第30弾『FRAGMENTS FOR VENUS』──アリス・ディオップ監督が描く「見る」という行為
最新作となる第30弾『FRAGMENTS FOR VENUS』を手がけたのは、フランスの映画監督アリス・ディオップ。彼女はドキュメンタリーで培った視点を活かし、黒人女性の身体と美術史との関係性を鋭く問いかけます。美術館を歩く黒人女性と、ブルックリンを歩くもう一人の黒人女性。その姿を通じて、これまでの西洋美術における黒人女性の扱われ方を可視化し、新たな「ヴィーナス」の在り方を提示しています。

詩から広がる着想と「修復の行為」
作品の着想は、アメリカの桂冠詩人ロビン・コステ・ルイスによる詩『Voyage of the Sable Venus』に由来しています。西洋美術に描かれた黒人女性の身体に焦点をあてたこの詩からインスピレーションを得て、アリスは「自分自身の存在を肯定する修復の行為」として本作を制作しました。映像は静かに進行しながらも政治的な意図を孕み、観客に「見る」という行為そのものを問い直させます。

響き合う音楽と女性たちの存在
ラストには、音楽家ミシェル・ンデゲオチェロによる楽曲『Thus Sayeth the Lorde』が響きます。黒人女性詩人オードリー・ロードの思想をスラムポエトリーの形で歌い上げたこの曲は、映像と共鳴し、黒人女性たちの存在を讃える力強い賛歌となっています。

ファッションと物語が織りなす映像美
「MIU MIU WOMEN’S TALES」では、出演者や物語だけでなく、ミュウミュウのコレクションが重要な役割を果たしてきました。衣服はストーリーを補強し、時に対立を浮き彫りにし、登場人物の内面を映し出す装置として機能します。
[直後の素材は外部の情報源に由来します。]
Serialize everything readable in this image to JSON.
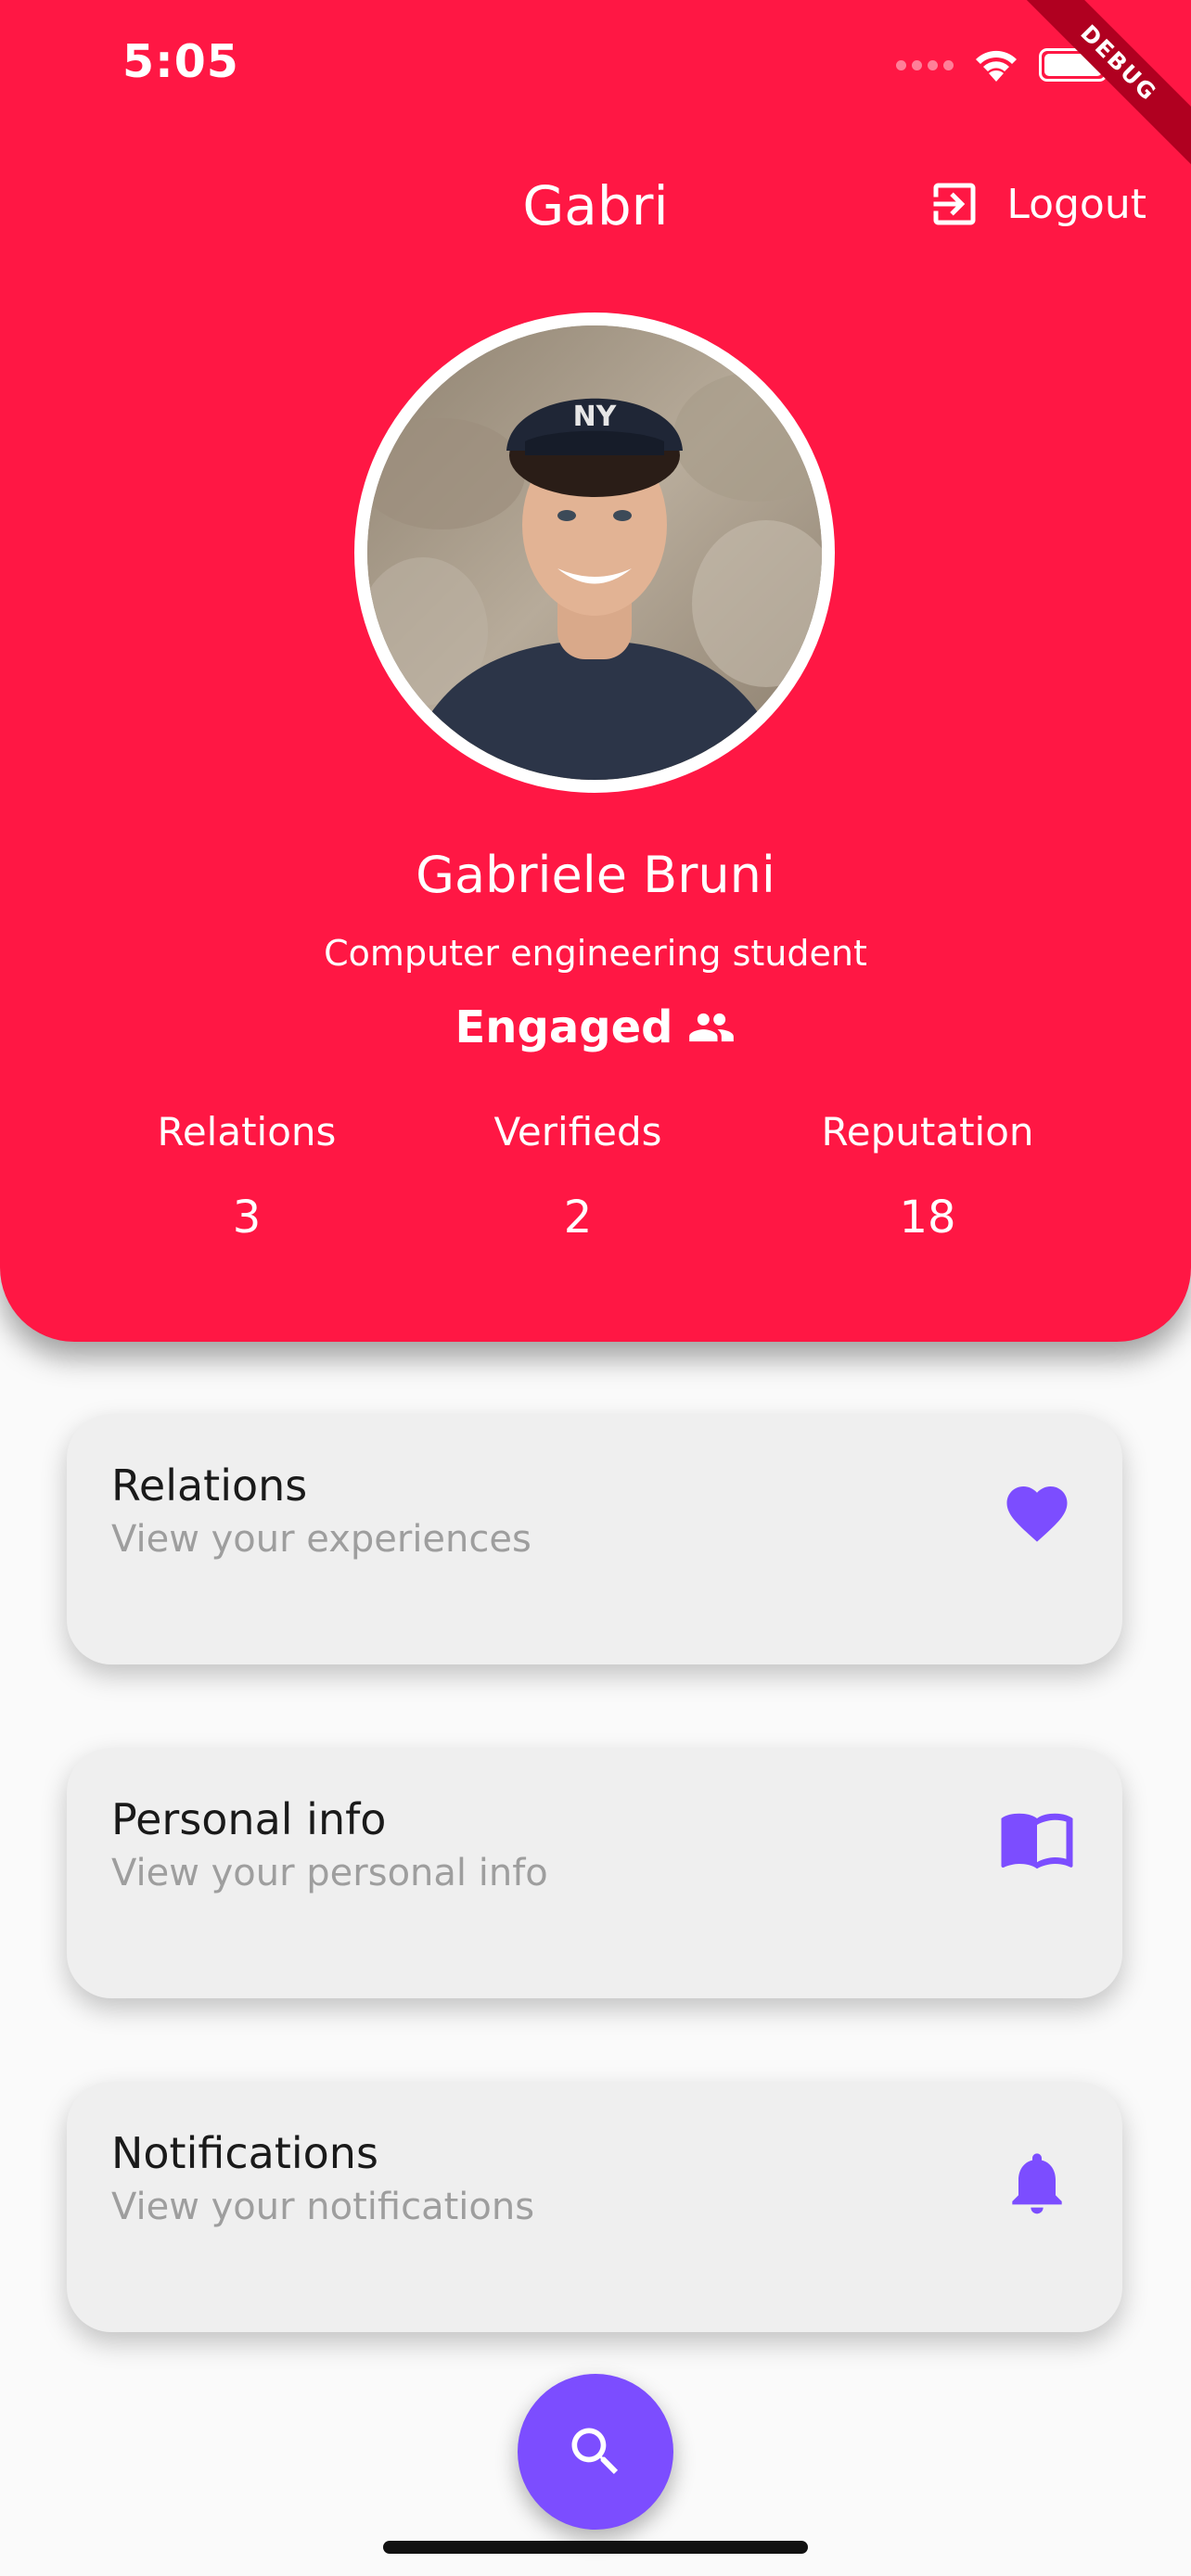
{
  "status_bar": {
    "time": "5:05"
  },
  "debug_banner": "DEBUG",
  "header": {
    "title": "Gabri",
    "logout_label": "Logout",
    "background_color": "#ff1744"
  },
  "profile": {
    "name": "Gabriele Bruni",
    "bio": "Computer engineering student",
    "relationship_status": "Engaged",
    "status_icon": "people-icon"
  },
  "stats": [
    {
      "label": "Relations",
      "value": "3"
    },
    {
      "label": "Verifieds",
      "value": "2"
    },
    {
      "label": "Reputation",
      "value": "18"
    }
  ],
  "cards": [
    {
      "title": "Relations",
      "subtitle": "View your experiences",
      "icon": "heart-icon"
    },
    {
      "title": "Personal info",
      "subtitle": "View your personal info",
      "icon": "book-icon"
    },
    {
      "title": "Notifications",
      "subtitle": "View your notifications",
      "icon": "bell-icon"
    }
  ],
  "fab": {
    "icon": "search-icon",
    "color": "#7c4dff"
  },
  "accent_color": "#7c4dff"
}
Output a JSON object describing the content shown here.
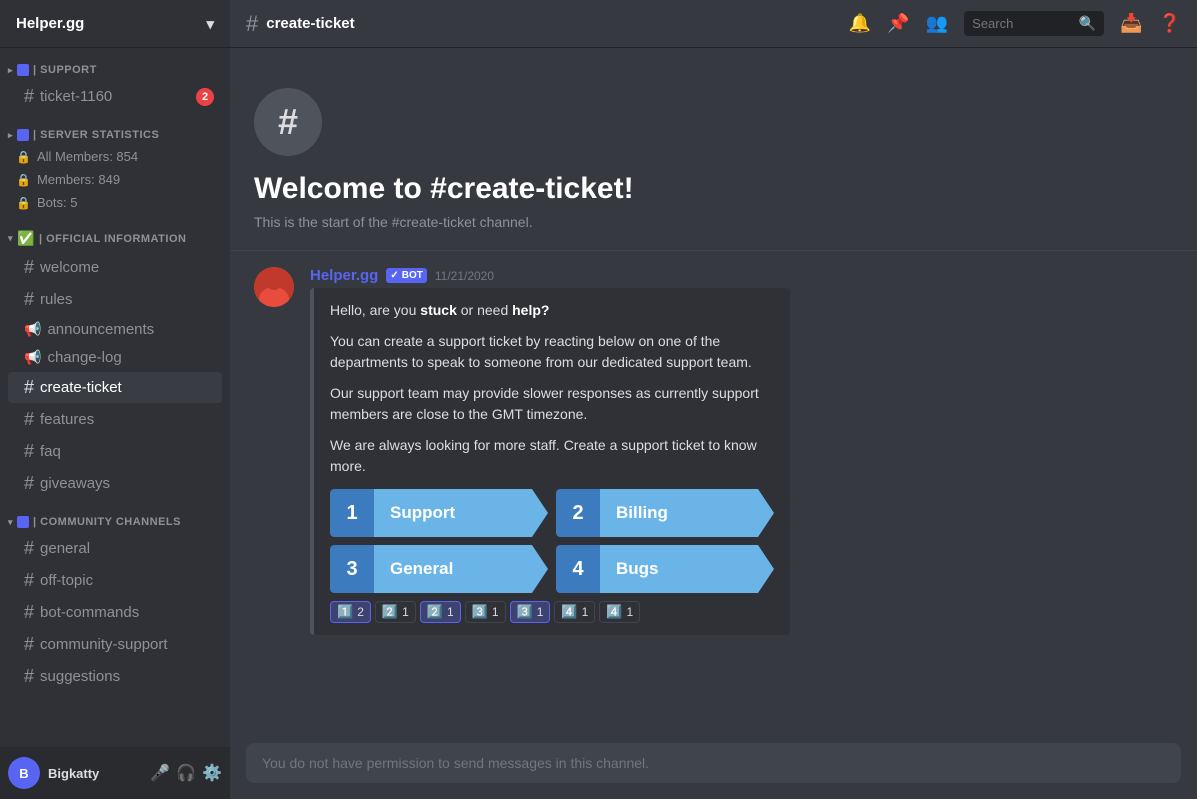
{
  "server": {
    "name": "Helper.gg",
    "chevron": "▾"
  },
  "sidebar": {
    "categories": [
      {
        "id": "support",
        "icon": "▬",
        "label": "SUPPORT",
        "channels": [
          {
            "id": "ticket-1160",
            "name": "ticket-1160",
            "type": "hash",
            "badge": 2
          }
        ]
      },
      {
        "id": "server-statistics",
        "icon": "▬",
        "label": "SERVER STATISTICS",
        "stats": [
          {
            "label": "All Members: 854"
          },
          {
            "label": "Members: 849"
          },
          {
            "label": "Bots: 5"
          }
        ]
      },
      {
        "id": "official-information",
        "icon": "✅",
        "label": "OFFICIAL INFORMATION",
        "channels": [
          {
            "id": "welcome",
            "name": "welcome",
            "type": "hash"
          },
          {
            "id": "rules",
            "name": "rules",
            "type": "hash"
          },
          {
            "id": "announcements",
            "name": "announcements",
            "type": "megaphone"
          },
          {
            "id": "change-log",
            "name": "change-log",
            "type": "megaphone"
          },
          {
            "id": "create-ticket",
            "name": "create-ticket",
            "type": "hash",
            "active": true
          },
          {
            "id": "features",
            "name": "features",
            "type": "hash"
          },
          {
            "id": "faq",
            "name": "faq",
            "type": "hash"
          },
          {
            "id": "giveaways",
            "name": "giveaways",
            "type": "hash"
          }
        ]
      },
      {
        "id": "community-channels",
        "icon": "▬",
        "label": "COMMUNITY CHANNELS",
        "channels": [
          {
            "id": "general",
            "name": "general",
            "type": "hash"
          },
          {
            "id": "off-topic",
            "name": "off-topic",
            "type": "hash"
          },
          {
            "id": "bot-commands",
            "name": "bot-commands",
            "type": "hash"
          },
          {
            "id": "community-support",
            "name": "community-support",
            "type": "hash"
          },
          {
            "id": "suggestions",
            "name": "suggestions",
            "type": "hash"
          }
        ]
      }
    ]
  },
  "topbar": {
    "channel_name": "create-ticket",
    "hash": "#",
    "icons": [
      "🔔",
      "📌",
      "👥"
    ],
    "search_placeholder": "Search"
  },
  "main": {
    "welcome_icon": "#",
    "welcome_title": "Welcome to #create-ticket!",
    "welcome_desc": "This is the start of the #create-ticket channel.",
    "message": {
      "author": "Helper.gg",
      "bot_label": "BOT",
      "timestamp": "11/21/2020",
      "embed": {
        "line1_pre": "Hello, are you ",
        "line1_bold1": "stuck",
        "line1_mid": " or need ",
        "line1_bold2": "help?",
        "line2": "You can create a support ticket by reacting below on one of the departments to speak to someone from our dedicated support team.",
        "line3": "Our support team may provide slower responses as currently support members are close to the GMT timezone.",
        "line4": "We are always looking for more staff. Create a support ticket to know more.",
        "buttons": [
          {
            "num": "1",
            "label": "Support"
          },
          {
            "num": "2",
            "label": "Billing"
          },
          {
            "num": "3",
            "label": "General"
          },
          {
            "num": "4",
            "label": "Bugs"
          }
        ],
        "reactions": [
          {
            "emoji": "1️⃣",
            "count": "2",
            "active": true
          },
          {
            "emoji": "2️⃣",
            "count": "1",
            "active": false
          },
          {
            "emoji": "2️⃣",
            "count": "1",
            "active": true
          },
          {
            "emoji": "3️⃣",
            "count": "1",
            "active": false
          },
          {
            "emoji": "3️⃣",
            "count": "1",
            "active": true
          },
          {
            "emoji": "4️⃣",
            "count": "1",
            "active": false
          },
          {
            "emoji": "4️⃣",
            "count": "1",
            "active": false
          }
        ]
      }
    },
    "input_disabled_text": "You do not have permission to send messages in this channel."
  },
  "footer": {
    "username": "Bigkatty",
    "icons": [
      "🎤",
      "🎧",
      "⚙️"
    ]
  },
  "reactions_display": [
    {
      "emoji": "1️⃣",
      "count": "2",
      "active": true
    },
    {
      "emoji": "2️⃣",
      "count": "1",
      "active": false
    },
    {
      "emoji": "2️⃣",
      "count": "1",
      "active": true
    },
    {
      "emoji": "3️⃣",
      "count": "1",
      "active": false
    },
    {
      "emoji": "3️⃣",
      "count": "1",
      "active": true
    },
    {
      "emoji": "4️⃣",
      "count": "1",
      "active": false
    },
    {
      "emoji": "4️⃣",
      "count": "1",
      "active": false
    }
  ]
}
『FRAGMENTS FOR VENUS』でも、ミュウミュウの服は登場人物の存在感を強調し、映像詩としての深みを与えています。

世界に響く文化的活動として
第30弾を迎えた「MIU MIU WOMEN’S TALES」は、単なるブランド映像を超え、現代における女性像を多角的に提示する文化的プロジェクトとして、国際的な評価を確立しています。本作は2025年8月、ヴェネツィア国際映画祭「ヴェニス・デイズ」部門にて初公開され、9月15日からは動画配信サービスMUBIで世界配信が始まります。
アリス・ディオップ/ 脚本・監督
フランス人映画監督、1979年生まれ。『La Permanence』(2016年)や『Vers la tendresse』(2016年)など、疎外されたコミュニティを鋭く考察したドキュメンタリー作品を通じて、現代社会の現実を記録する重要な役割を担う人物として地位を確立する。ブレイクのきっかけとなった長編映画『サントメール ある被告』(2022年)はフィクションへの決定的な方向転換となっただけでなく、プレミア上映されたヴェネツィア国際映画祭では審査員大賞とルイジ・デ・ラウレンティス賞(新人監督賞)の両賞を獲得。乳児の娘を育児放棄したセネガル人女性の乳児殺害事件の裁判を傍聴したことにインスパイアされた本作は、裁判所の審理を母性と移民、正義についての深い黙考へと変容させる。批評家たちはシャンタル・アケルマンによる『ジャンヌ・ディエルマン』を引き合いに出し、セリーヌ・シアマは『サントメール ある被告』を「映画詩」と評し、また本作の厳しく形式に則ったアプローチは、人間の体験と向き合ううえでのストーリーテリングの限界に関する「知性に溢れた」考察として幅広い評価を受ける。